Well there are times when I've occasionally needed to input a foreign characters. In one, we had someone from Japan staying here and they wanted to send email. I never managed to get Kanji input happening in KDE/X, despite the fact that it was being displayed fine. The fact that I don't speak Japanese never helped me in my quest to get it working. That was a while ago and I haven't really looked since.

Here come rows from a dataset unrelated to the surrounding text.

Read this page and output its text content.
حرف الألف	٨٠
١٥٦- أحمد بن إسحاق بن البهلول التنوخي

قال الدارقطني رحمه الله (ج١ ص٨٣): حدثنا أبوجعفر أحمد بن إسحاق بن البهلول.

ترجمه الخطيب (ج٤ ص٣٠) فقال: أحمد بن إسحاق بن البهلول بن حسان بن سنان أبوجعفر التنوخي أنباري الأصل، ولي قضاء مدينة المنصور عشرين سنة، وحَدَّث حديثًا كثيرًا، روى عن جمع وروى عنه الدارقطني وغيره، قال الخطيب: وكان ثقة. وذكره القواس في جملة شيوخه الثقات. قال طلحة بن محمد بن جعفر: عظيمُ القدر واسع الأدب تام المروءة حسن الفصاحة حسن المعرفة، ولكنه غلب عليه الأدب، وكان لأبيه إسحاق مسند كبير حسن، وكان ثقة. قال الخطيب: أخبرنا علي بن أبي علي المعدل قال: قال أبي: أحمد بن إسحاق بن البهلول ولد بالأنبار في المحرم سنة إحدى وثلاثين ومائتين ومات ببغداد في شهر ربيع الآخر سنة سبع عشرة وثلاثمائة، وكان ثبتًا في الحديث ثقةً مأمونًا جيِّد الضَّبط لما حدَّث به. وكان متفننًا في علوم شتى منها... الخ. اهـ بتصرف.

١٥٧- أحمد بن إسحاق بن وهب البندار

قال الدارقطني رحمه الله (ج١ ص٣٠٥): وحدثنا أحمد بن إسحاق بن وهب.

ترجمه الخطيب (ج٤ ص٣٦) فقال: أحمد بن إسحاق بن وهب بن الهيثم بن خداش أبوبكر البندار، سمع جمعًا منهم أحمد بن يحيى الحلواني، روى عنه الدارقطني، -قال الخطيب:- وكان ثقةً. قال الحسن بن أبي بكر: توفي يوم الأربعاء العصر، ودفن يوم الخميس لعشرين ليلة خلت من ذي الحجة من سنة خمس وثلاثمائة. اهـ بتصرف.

Next came the issue of inputting accented european characters. Only this time I had a bit more luck. Turns out it's quite simple to do this in VIM. First of all, make sure you are using the ISO-8859-1 character set (or equivilent). By typing ':digraphs" you get a list of characters and their corrensponding digraph. As an example you'll see:
A> Â 194

On the left-hand side you have the digraph, that is, the two chracters that you have to input to get the character in the middle to be displayed. The last number is the ASCII decimal number for that character (you can input that as well to ge the same result). Pressing CTRL-K will allow you to enter these characters. So as an example, if I want to do an a-umlaut (ä), type (without the angle brackets of course):
CTRL-K <a><:>

Alternatively, if you enable the 'digraph' option (enter the command 'set digraph' in VIM) then you can do the same as above only by doing:
<:><backspace><a>

Well that gets around most things for inputting european accented characters, but what if I want to input them in an X program (or in another console program)? That is one thing that I've yet to solve. One method which worked was to set the keyboard map in XFree86 4 to 'us_intl'. In this case when you enter say 'b"ah', you would get 'bäh'. Unfortunately though if you want to enter an actual apostrophes, quote, etc then you have to enter the key twice. I found that to be too inconvenient considering I only ever have to do this very occasionally.

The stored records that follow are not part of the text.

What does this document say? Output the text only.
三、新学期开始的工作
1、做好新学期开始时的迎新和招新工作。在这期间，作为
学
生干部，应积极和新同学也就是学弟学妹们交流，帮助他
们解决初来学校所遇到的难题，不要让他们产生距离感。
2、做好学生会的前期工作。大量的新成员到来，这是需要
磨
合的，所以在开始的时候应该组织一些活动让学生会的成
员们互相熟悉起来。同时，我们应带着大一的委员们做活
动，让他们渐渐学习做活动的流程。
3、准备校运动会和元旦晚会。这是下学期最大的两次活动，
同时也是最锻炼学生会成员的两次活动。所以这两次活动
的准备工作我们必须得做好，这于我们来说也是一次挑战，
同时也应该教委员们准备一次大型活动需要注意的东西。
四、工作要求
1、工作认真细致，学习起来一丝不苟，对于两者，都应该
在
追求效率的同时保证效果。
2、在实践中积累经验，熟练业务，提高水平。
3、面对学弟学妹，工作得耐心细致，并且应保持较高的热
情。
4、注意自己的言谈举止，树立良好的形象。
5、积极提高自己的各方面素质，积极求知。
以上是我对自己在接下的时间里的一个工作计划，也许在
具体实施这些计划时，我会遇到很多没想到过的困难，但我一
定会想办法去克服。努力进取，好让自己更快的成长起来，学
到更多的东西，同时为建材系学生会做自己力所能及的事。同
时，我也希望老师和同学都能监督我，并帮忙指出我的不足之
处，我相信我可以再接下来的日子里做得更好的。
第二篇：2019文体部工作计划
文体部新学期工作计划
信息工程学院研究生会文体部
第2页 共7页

I then read that another way that it can be done is by using a 'Compose' key. In XFree86 3 you could configure such a key in XF86Config under the keyboard section with:
RightCtl Compose

But such an option seems to have disappeared from XFree86 4. Another google search and I found that you can configure it in ~/.Xmodmap with:
keycode 115 = Multi_key

In this example that should be configuring the metakey (the one with the Microsoft logo on it) to be the Compose key. So one should expect that typing <meta>b"ah would work, but it doesn't for me! So overall I have digraphs working in vim but nothing else at this stage.